At the height of summer, the French government has decided to wipe out the August holidays and to bring forward the start of the school year by a month to fill the state coffers. This is the scenario of the recent film from Antonin Peretjatko, La Fille du 14 juillet (The Daughter of July 14).

There is little chance that the government of Jean-Marc Ayrault, or any other government, would take a decision as sudden and drastic as that. The idea of reducing the holidays to spur the economy, though, is not the preserve of screenwriters.

In 2010, two federations representing German SMEs proposed that the legal number of days of paid leave be reduced by one or two weeks “to sustain the (economic) recovery”. More recently, the Italian Secretary of State for the Economy proposed that paid holidays be reduced by one week to bring Italy out of the recession, claiming that such a measure would result in “an immediate impact of approximately one point in GDP”.

The idea does not always come down from on high: in March 2012, Swiss voters, fearing the adverse consequences for the economy, rejected – by 66.5 per cent – a federal referendum on a popular initiative that proposed introducing two weeks of additional paid holidays.

In the economic crisis afflicting Europe, the European countries are seeking to gain competitiveness by reducing their production costs, and those include the cost of labour. To achieve this goal, they can, for example, reduce wages, as Spain did in 2010. That’s a policy that’s unpopular in the least, and it entails significant risks.

Reducing paid holidays is, theoretically, an alternative. The theoretical effects of such a measure can even be calculated. “One extra working day, we estimate, would bring between 0.07 and 0.08 of a point of additional growth,” says Ronan Mahieu, head of the Department of National Accounts at France’s National Institute of Statistics and Economic Studies (INSEE). “The effect on annual growth remains fairly weak.” Weak, but real.

‘Economic abberation’

Despite the additional theoretical benefits of extra working days, all the countries of the European Union offer at least 20 days of paid leave to their workers. On the other side of the Atlantic, many believe that the 20 to 30 days of paid leave granted by European countries are an economic aberration of the same stripe as other, much too generous social benefits.

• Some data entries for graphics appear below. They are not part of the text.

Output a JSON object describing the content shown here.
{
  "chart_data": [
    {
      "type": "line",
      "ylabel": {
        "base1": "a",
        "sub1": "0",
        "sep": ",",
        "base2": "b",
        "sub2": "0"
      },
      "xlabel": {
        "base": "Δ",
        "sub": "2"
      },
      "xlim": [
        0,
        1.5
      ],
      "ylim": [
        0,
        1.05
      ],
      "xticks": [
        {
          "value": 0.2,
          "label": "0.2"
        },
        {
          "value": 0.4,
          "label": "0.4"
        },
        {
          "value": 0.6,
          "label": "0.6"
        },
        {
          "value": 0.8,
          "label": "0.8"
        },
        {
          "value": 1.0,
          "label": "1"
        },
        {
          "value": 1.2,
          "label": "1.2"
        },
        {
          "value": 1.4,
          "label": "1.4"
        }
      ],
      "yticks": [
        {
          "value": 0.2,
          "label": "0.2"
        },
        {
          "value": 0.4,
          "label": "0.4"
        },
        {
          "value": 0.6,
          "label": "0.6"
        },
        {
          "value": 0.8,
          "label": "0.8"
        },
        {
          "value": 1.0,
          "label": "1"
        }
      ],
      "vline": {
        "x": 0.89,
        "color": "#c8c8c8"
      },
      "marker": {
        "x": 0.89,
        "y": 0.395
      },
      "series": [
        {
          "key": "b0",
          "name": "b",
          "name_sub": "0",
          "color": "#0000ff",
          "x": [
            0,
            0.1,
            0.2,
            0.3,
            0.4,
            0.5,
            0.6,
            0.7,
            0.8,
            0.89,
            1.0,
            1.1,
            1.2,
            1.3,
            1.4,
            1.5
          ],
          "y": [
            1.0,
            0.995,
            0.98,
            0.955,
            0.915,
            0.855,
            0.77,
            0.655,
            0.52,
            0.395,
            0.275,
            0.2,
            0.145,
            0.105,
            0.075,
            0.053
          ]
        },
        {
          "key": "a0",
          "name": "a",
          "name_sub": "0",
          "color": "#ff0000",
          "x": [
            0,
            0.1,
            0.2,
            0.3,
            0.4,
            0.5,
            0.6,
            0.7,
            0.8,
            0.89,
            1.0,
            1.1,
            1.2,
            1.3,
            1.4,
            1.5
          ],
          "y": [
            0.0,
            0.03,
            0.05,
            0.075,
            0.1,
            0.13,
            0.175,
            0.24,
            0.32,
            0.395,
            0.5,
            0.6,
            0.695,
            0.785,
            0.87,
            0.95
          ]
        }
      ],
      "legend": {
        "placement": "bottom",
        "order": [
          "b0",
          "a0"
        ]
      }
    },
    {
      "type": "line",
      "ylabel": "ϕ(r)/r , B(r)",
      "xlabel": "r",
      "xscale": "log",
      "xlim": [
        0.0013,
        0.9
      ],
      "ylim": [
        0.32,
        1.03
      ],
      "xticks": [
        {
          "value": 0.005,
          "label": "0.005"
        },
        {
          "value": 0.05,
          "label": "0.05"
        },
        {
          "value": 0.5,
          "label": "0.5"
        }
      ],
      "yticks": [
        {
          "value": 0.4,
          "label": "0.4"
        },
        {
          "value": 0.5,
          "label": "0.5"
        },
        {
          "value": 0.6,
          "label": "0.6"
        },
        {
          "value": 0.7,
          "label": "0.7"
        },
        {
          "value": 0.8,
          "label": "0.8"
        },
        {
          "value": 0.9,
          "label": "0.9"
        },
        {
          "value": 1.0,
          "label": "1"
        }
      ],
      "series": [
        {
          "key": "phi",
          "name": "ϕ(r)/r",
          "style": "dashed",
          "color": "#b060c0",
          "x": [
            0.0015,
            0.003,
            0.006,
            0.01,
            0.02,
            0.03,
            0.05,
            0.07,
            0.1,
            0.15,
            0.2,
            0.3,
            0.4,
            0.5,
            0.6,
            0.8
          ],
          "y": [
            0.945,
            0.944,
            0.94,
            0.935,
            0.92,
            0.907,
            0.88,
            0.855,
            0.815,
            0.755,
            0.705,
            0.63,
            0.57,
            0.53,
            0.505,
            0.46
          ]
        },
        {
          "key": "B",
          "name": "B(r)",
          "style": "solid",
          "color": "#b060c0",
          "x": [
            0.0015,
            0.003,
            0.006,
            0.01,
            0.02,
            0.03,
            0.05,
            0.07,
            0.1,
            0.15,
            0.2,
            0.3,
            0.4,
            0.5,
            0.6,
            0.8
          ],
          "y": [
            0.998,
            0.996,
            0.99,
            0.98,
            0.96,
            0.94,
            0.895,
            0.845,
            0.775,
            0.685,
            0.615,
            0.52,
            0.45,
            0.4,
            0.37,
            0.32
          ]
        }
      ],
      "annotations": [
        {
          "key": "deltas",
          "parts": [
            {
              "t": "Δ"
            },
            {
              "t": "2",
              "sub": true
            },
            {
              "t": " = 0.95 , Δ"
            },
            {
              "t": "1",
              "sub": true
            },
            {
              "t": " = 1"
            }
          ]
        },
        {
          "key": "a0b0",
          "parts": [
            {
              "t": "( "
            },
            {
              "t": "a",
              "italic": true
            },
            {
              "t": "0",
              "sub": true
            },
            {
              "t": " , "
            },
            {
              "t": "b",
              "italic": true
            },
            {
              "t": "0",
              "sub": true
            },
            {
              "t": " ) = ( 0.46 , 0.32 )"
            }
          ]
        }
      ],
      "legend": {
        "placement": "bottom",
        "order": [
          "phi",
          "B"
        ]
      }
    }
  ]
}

The negative impact of paid holidays on the economy, however, has never been proven, and some even argue the opposite holds true. “From a theoretical standpoint, the more holidays a worker has, the happier he is, and his productivity at work will go up”, explains Francesco Vona, an economist with the Observatoire Français des Conjonctures Economiques. “There's also a cognitive explanation: our ability to concentrate is limited and our creativity is bound up with our ability to see things from the outside, which is difficult to do when you work too much.”

Careful, though: giving too much paid holiday might also raise the working tempo in some areas, such as industry, where the other employees must make up for the loss of output of workers who are away. A pace of holidays that is too intense may have the same harmful effects on health (stress, fatigue, illness) as too few holidays.

In general, the richer a country, the lower the number of hours worked per year – but this does not necessarily mean that the way for a country to get rich quickly is to reduce the number of hours worked. South Korea and Mexico, which work even more hours annually than Greece, have a much higher growth rate than France.

Ideal holiday allowance?

There are good reasons to think that more holidays leads to a rise in worker productivity, but what interests a country above all is economic growth – that is, how much more wealth is produced year after year. The notion that extra holidays can improve total production over a year, thus creating growth, is however much less obvious: if that were the case, the best way to maximize production would be to have paid holidays all year round.

“To calculate the real impact on the economy of having one day more or one day less off work is very difficult,” sums up Ronan Mahieu of INSEE, noting that not all workers take all the leave they are entitled to.

Is there an ideal number of paid holidays – ideal for the economy, that is? Probably not, especially as a minimum legal number of days of leave does not correspond to the days of leave actually taken by workers, including those who do not take all their vacation and those who work in sectors or companies that offer twice the minimum.

The solution may lie in a much more flexible approach to holidays and, more generally, working time.

Or even a future with an unlimited number of holidays, such as at IBM or Netflix? The principle: let employees take as much vacation as they want, as long as the work is handed in on time. It’s method that seems to be bearing fruit.